While at MoFo, I have been able to work on a broad range of pro bono matters. On my first pro bono case, I worked on a small team—comprised of a partner, an associate, and myself—trying to help a terminally ill veteran access the benefits of his life insurance policy. He had applied for life insurance and was tentatively approved, pending a copy of his medical records to be sent by the Department of Veterans Affairs (VA).

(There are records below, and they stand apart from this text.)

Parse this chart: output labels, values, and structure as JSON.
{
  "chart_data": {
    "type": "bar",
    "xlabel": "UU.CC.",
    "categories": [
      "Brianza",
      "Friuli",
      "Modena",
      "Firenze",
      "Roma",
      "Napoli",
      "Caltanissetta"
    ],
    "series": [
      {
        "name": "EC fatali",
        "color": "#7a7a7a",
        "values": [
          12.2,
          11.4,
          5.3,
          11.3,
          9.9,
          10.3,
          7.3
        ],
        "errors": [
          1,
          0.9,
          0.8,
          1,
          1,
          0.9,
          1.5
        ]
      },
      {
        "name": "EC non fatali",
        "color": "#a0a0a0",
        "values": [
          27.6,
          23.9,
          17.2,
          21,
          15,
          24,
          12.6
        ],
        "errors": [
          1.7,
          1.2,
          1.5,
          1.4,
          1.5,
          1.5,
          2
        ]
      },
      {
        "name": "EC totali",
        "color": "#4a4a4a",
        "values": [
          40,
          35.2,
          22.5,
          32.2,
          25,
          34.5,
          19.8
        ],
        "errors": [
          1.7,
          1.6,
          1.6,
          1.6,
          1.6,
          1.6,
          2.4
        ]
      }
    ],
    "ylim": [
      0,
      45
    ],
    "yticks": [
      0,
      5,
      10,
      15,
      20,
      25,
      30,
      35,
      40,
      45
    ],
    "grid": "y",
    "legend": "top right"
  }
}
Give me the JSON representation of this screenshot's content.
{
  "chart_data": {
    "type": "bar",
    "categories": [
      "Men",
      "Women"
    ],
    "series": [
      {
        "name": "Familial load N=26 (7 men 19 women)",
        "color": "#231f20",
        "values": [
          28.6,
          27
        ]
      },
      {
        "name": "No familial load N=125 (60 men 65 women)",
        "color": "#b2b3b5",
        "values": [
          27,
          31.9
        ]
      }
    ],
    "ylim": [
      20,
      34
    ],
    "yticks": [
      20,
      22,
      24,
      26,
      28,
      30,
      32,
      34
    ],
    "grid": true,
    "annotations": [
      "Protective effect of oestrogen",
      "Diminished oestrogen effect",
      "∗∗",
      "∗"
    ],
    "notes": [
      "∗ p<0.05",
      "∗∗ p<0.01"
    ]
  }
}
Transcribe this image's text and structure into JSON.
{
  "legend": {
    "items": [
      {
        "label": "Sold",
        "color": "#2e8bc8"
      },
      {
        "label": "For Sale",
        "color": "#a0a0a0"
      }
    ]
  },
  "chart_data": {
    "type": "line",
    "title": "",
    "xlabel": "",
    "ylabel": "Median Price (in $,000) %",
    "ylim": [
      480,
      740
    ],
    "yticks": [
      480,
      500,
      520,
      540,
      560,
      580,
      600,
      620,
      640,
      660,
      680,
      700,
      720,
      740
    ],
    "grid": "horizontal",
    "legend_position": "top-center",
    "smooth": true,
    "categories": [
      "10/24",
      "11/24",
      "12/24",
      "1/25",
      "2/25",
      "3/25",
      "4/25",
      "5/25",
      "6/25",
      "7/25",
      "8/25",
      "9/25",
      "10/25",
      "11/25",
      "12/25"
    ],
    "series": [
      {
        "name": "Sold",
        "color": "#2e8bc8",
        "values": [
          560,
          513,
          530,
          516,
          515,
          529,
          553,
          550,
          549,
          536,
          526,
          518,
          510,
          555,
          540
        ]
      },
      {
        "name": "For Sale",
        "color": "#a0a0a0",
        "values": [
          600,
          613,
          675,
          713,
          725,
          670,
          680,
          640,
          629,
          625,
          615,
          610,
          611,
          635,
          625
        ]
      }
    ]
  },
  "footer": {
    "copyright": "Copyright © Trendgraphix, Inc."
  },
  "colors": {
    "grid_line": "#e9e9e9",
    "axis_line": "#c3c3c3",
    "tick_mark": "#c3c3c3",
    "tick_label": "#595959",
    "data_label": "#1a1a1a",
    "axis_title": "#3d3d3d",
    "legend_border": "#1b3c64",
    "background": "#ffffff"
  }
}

But the VA took an unreasonably long time to send the records, and by the time they sent them, he had been diagnosed with cancer from his exposure to burn pits while in the Middle East. The insurance company promptly rescinded its approval—along with critical financial assistance to him and his family. As a veteran myself, I found it inspiring to see how much the MoFo lawyers cared and how they prioritized the case in their already busy schedules.
I also had the opportunity to work with the Elder Law Project, an initiative through the Boston Women’s Bar Foundation that helps educate and prepare end-of-life documents for low-income seniors. We were assigned a Spanish-speaking client who needed help preparing a power of attorney and healthcare proxy. The supervising attorney let another summer associate and me take the lead. We communicated directly with the client, did the initial intake in Spanish, and followed up with an engagement letter. After that, our supervisor even encouraged us to start drafting the documents. It was a rewarding experience and a wonderful way to learn about a new area of the law.
Another pro bono project I helped with consisted of researching important questions for nonprofit organizations. For FreeFrom, an organization focused on providing information and resources to victims of domestic violence, I researched the nuances of receiving funding under the Victims of Crime Act (VOCA) in several different states. That information will be entered into FreeFrom’s Compensation Compass, a comprehensive online resource providing survivors of intimate partner and gender-based violence with information necessary to pursue financial compensation for the harm they have been subjected to. For the second organization, Giffords Law Center to Prevent Gun Violence, I researched state laws to help identify common sense gun regulations that the organization hopes to champion as a way to decrease gun violence.
I was proud to see that MoFo is serious about pro bono work. Through my pro bono assignments, I was able to develop useful legal skills while doing meaningful and impactful work. And I hope to continue that work when I return to the firm.